Ben: When we started to really enjoy and like what we were doing, the feeling magnified into a venue of style that I can move to when I want to express different forms of vocalization. Before I had always relied on other people to write my music. This was me saying, you don’t need anyone but yourself and that spoke to me so profoundly. So BAD MEAT has helped me move the needle on my talent.
DUDE: I never got to sing so much, and I never felt comfortable enough with the singing. And also, I’ve never collaborated with anyone from such a different audio realm, know what I mean? We both have such a different line of experience, and I think that is one big thing we got to trade off.
Ben: Definitely, I can totally feel that. You know, from the beginning if I were to sum the project up in one sentence or an action, I would say it was a ‘handshake’. It was two strangers passing in a moment in time and we stopped and gave each other a handshake.
DUDE: “Nice to meat you, bro.”
SS: Everything is original? You write your own lyrics and music?
Ben: Absolutely, all the way to the bone.
SS: And how was the writing process for you guys?
Ben: You know, you start out with the basics. Thats simply what we did. We compounded inspiration upon inspiration through every single instrument we picked up. I had never played a keyboard in my entire life. It’s strange coming from opposite backgrounds, how there are so many similarities between the both of us.
DUDE: Yeah, I don’t know what to call it. We still have no idea what it is.
SS: What genre do you guys relate to?
DUDE: I think we relate to all genres. A majority of them. But I still don’t know what the sound is.
Ben: As a musician, you walk around with an antenae sticking out of your back picking up different influences consciously and subconsciously. With this project DUDE never made me feel out of my realm, so I was able to think about these influences and apply them.
SS: The album comes out this Saturday. What”s your favorite song on it?
Ben: I know this sounds so cliche, but I absolutely have no favorite because each song sounds so different. And I think that is one of the most beautiful things, its just so chaotic, random. Each song has its own seperate sounds and feelings. I can tell you the hardest one to write to, and that would be a mix between Mind Glow and Bright Lights. Mind Glow is more of a complicated issue than we see is going on about um…
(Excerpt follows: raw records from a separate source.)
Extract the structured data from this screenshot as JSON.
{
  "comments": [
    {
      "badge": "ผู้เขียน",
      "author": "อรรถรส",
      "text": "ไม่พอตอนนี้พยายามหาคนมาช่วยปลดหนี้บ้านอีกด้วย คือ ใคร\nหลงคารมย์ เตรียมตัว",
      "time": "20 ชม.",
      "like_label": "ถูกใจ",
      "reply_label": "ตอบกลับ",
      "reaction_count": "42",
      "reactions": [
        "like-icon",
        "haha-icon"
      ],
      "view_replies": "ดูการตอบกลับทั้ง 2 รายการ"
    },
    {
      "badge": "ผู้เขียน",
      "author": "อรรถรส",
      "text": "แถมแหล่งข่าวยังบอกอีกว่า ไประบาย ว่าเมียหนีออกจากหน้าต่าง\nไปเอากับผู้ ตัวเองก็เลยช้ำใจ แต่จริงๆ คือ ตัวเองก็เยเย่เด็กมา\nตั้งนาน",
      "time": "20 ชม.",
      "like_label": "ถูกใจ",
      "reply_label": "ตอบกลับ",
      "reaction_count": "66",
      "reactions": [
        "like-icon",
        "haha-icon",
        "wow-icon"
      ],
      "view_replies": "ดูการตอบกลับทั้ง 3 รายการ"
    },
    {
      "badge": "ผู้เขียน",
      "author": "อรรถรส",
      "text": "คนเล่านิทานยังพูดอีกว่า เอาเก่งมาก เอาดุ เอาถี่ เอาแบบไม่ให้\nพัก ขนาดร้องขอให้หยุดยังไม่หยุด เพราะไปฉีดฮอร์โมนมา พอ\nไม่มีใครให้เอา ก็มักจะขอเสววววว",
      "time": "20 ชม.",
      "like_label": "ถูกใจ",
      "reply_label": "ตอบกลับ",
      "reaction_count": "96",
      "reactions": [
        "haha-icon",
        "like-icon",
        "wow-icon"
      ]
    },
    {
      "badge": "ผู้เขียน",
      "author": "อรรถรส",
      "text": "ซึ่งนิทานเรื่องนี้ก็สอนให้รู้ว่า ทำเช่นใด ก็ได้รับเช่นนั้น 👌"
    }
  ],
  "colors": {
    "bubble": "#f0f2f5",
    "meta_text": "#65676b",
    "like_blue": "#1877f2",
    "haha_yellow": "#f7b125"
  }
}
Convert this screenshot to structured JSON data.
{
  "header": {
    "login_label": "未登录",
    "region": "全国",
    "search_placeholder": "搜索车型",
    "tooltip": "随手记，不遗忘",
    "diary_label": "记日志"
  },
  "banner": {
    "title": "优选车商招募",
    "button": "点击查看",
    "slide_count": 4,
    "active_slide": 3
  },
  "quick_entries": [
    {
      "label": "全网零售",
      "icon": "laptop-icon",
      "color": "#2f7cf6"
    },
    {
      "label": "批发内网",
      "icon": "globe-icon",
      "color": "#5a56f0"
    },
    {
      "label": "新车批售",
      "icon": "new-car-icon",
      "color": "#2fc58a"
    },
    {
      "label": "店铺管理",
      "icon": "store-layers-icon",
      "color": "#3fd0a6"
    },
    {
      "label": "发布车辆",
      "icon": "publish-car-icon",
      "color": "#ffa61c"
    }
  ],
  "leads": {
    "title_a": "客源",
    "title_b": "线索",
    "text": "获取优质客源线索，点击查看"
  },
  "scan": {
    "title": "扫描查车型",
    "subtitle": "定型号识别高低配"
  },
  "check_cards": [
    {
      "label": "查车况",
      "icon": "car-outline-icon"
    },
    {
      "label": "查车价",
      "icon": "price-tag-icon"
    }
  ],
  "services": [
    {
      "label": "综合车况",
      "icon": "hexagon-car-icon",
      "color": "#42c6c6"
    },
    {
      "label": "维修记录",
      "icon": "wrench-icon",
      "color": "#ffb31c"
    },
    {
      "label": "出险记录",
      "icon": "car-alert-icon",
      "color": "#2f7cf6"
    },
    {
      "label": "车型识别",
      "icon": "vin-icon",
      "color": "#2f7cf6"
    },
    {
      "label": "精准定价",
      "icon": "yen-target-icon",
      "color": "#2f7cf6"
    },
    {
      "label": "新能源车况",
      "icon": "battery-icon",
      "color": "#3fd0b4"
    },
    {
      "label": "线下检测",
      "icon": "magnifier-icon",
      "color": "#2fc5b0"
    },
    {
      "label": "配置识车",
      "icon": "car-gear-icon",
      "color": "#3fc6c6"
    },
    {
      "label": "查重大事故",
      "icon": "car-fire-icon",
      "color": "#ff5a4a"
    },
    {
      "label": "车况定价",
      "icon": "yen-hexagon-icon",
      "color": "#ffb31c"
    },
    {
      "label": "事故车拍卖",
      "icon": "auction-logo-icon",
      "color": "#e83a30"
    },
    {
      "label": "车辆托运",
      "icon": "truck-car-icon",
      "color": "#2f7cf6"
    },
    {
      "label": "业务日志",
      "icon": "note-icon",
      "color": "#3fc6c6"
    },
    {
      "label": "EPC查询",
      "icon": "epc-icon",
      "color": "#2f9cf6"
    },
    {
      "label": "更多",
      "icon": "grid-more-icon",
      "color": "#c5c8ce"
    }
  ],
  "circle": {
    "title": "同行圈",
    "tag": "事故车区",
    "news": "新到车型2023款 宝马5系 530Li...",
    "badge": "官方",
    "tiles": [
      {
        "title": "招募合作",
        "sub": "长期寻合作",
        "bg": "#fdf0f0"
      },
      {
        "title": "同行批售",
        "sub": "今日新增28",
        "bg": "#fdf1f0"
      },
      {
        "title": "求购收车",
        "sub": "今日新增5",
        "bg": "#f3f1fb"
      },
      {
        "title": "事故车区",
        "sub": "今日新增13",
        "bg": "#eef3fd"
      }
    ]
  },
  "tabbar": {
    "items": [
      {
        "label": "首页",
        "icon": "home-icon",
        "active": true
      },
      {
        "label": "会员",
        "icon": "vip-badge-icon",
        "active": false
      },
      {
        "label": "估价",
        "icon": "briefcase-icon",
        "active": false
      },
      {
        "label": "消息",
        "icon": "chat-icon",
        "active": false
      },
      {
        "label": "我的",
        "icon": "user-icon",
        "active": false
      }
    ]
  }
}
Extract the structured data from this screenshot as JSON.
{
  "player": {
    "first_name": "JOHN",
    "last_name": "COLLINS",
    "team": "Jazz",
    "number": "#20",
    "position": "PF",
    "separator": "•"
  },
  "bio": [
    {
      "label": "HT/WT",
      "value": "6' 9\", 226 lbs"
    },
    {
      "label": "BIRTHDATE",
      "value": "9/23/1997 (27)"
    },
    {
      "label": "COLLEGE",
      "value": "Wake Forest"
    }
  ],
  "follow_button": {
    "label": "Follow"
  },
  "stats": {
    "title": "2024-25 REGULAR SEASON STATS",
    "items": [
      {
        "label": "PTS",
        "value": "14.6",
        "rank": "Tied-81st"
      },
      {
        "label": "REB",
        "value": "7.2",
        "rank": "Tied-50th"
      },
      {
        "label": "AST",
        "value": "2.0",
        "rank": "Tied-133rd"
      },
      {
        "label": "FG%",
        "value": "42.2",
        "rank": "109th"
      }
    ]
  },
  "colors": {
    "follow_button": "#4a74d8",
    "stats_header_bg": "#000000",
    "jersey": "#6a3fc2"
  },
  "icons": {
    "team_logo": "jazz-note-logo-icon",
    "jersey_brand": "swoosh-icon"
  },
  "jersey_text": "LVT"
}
DUDE: Like a thought process.
Ben: Yeah, that people need to address. Its not neccessarily about people’s single actions but the mode that their brain is in. Mind Glow is kind of an obvious ‘Hey, lets recognize what we’re doing, lets recognize what we’re not doing that we say we’re doing when we know we’re not.’
SS: If I’m following you, this is about changing your perspective?
DUDE: Its an electro hippie song. It’s saying, “Come on! There’s a better way to do things.”
SS: DUDE, do you have a favorite song?
DUDE: I have the same cliche answer: every single one is a different song. I like the direction Mind Glow and Bright Lights went. Those came later in the project. I had the most fun making The Flow, the skank beat. Coming up with that was so much fun.
Ben: We wanted to write a reggae song so we did.
SS: Who do expect to be your audience? Who do you think will dig your work?
Ben: What’s our demographic? Easy. EVERYBODY. Each song can speak to a different set of people and the whole idea can speak to everybody. At least, that is my projection.
DUDE: People who pay attention.
SS: Conscious listening; there’s a good concept. What are the details about the show?
Ben: This Saturday, Nov 16th. $2 cover. Live performance set. We are adding two new songs to the set list.
DUDE: Performing the entire album.
SS: Will we be able to buy the CD at the show on Saturday?
Ben: $5 Holla.
DUDE: Nah, just come talk to us and see what happens. You never know, it may be $4.99.
Ben: Come see the front lines of something new happening creatively. In your hometown. Come out.